Derman had been gone for at least two days. If the search party or the village gang didn’t find him soon, it would be too late.
Zarina must be thinking the same thing. Surely it would not shock her if I put it into words? Very tentatively I said, ‘How long could he survive?’
She shrugged. ‘Six days, a week, maybe. Thirst would drive him to find water, although whether he’d know to make sure it was clean enough to drink, I couldn’t say.’
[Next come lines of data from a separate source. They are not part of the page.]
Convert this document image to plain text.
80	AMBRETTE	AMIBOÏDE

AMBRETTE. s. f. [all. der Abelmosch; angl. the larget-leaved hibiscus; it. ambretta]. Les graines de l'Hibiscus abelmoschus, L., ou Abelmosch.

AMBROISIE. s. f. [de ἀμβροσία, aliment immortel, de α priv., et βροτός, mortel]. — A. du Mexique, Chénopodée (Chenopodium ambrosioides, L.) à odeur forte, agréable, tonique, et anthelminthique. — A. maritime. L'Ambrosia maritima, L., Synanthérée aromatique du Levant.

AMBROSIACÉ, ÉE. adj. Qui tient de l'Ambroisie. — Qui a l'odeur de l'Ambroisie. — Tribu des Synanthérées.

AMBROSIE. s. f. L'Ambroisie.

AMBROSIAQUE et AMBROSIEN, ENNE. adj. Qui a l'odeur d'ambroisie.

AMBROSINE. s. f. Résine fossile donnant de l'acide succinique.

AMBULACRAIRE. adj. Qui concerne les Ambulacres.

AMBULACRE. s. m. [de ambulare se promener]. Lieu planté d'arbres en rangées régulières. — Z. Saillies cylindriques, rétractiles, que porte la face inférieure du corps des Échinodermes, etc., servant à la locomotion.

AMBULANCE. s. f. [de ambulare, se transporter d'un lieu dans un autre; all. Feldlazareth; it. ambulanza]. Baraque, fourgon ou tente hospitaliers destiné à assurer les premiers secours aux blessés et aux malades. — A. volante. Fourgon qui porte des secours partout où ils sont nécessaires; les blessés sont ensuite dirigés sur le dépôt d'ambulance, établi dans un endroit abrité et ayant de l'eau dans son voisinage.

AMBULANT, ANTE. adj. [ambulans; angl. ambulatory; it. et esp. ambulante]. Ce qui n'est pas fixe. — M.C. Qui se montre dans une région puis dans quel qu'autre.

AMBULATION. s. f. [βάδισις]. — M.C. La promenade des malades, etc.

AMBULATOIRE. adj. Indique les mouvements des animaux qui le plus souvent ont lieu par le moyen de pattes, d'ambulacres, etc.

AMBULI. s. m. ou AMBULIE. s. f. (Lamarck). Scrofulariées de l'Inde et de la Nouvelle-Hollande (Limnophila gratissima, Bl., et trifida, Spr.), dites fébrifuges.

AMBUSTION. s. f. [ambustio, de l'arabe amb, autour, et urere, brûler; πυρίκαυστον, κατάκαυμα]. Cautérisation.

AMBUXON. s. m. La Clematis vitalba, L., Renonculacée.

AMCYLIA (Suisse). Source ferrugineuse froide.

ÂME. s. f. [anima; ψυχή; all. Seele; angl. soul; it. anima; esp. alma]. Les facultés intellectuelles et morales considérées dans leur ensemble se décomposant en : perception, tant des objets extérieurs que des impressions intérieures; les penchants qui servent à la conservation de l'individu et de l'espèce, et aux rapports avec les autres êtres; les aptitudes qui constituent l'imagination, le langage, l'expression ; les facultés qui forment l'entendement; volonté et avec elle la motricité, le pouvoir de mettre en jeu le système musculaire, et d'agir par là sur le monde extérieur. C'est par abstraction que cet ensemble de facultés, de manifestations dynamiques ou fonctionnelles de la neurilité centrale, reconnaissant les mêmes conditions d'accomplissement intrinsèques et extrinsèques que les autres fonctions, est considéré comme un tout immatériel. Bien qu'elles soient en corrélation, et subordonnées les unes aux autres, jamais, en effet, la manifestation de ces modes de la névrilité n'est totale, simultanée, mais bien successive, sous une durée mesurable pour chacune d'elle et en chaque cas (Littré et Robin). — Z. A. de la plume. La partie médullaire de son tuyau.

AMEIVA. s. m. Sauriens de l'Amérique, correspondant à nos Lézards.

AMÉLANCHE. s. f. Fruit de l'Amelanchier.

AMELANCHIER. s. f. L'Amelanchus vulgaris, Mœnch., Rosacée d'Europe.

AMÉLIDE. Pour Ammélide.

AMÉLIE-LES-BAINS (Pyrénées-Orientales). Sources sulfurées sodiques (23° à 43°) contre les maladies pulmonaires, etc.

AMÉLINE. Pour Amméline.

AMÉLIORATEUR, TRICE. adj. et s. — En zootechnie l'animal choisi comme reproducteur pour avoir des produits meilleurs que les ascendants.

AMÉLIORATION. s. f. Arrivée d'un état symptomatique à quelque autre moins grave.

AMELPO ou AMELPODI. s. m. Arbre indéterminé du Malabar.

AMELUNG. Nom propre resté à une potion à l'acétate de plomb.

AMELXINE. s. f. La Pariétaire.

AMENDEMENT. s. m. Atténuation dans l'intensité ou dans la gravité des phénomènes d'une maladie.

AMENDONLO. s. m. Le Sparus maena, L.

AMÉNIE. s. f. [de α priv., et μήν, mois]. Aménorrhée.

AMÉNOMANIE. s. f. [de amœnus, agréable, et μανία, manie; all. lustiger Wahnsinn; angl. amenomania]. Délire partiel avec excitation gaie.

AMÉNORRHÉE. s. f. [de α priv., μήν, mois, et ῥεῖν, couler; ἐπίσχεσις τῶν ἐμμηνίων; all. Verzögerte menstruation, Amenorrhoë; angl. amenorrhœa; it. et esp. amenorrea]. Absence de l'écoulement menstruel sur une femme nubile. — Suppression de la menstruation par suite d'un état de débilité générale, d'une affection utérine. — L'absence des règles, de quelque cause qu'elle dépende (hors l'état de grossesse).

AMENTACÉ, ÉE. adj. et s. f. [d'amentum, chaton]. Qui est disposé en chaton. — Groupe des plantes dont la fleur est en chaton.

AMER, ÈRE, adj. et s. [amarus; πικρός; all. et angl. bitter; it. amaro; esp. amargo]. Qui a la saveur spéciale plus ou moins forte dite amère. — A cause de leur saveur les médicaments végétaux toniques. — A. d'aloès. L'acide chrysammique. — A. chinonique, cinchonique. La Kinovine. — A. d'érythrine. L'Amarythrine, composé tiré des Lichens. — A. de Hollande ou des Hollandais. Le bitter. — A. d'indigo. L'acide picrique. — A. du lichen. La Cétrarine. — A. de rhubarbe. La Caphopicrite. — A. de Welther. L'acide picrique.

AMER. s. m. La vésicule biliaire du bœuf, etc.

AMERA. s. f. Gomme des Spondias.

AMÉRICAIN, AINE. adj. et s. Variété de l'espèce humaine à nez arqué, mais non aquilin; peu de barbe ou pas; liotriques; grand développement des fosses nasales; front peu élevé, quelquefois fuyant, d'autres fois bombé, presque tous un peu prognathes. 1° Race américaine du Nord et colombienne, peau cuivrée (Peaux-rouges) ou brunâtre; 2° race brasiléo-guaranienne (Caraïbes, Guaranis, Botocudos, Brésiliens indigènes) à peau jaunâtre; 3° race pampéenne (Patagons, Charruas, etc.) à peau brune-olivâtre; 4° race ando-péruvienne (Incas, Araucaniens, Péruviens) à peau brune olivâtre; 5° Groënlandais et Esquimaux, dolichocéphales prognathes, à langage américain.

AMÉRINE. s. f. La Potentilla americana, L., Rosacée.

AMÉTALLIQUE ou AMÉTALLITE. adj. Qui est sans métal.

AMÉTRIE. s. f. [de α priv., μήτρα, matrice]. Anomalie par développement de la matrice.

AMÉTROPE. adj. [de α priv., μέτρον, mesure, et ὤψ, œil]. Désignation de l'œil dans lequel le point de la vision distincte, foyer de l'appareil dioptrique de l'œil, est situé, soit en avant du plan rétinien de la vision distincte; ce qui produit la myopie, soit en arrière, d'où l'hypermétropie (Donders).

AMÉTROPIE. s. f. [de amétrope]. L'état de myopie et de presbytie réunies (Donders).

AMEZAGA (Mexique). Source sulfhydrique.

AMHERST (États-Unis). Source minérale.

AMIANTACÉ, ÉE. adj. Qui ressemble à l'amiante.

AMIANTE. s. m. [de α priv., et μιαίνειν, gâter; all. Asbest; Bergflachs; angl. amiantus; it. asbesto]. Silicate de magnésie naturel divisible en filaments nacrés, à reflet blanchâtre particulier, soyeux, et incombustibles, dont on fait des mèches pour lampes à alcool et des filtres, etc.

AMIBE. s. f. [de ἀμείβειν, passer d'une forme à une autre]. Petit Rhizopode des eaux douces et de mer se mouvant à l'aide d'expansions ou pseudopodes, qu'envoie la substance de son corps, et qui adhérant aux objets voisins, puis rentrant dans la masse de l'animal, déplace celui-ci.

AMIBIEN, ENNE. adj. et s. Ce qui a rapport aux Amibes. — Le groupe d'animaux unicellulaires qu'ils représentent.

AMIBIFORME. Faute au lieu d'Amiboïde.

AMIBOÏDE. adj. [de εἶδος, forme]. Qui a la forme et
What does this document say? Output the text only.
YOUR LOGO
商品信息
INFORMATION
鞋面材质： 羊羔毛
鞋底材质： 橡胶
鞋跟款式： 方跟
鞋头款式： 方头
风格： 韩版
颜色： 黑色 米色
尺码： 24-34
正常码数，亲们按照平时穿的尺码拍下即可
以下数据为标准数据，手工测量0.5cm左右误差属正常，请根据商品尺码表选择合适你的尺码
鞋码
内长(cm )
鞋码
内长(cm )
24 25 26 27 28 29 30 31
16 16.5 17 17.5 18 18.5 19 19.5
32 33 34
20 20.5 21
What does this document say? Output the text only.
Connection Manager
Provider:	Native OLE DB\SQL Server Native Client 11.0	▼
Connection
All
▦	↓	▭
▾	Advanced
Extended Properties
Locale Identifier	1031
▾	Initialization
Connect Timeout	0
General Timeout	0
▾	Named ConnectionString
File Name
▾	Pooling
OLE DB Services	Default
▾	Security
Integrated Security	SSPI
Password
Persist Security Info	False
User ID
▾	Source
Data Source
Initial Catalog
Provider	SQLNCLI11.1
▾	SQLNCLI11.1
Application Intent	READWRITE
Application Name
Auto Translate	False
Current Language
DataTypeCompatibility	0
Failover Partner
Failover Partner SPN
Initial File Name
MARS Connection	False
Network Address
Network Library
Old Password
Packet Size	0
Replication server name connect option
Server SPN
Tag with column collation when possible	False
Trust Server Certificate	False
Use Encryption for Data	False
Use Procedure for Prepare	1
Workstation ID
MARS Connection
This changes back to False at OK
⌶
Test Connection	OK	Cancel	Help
I nodded. I knew very well what I wanted to ask her, but I could not find the words. To me — probably to everyone else — Derman just seemed a burden, a big, shambling adult with the body, the strength and the natural urges of a man but the intelligence of a child, and a pretty odd and dim-witted child at that. I viewed the prospect of his dying out there in the wild as something very regrettable, but if it happened — through nobody’s fault but his own, he being the one who had chosen to run away — it would remove the obstacle to her wedding with my brother that Zarina saw as insurmountable. What I was overlooking was the possibility that she might love him.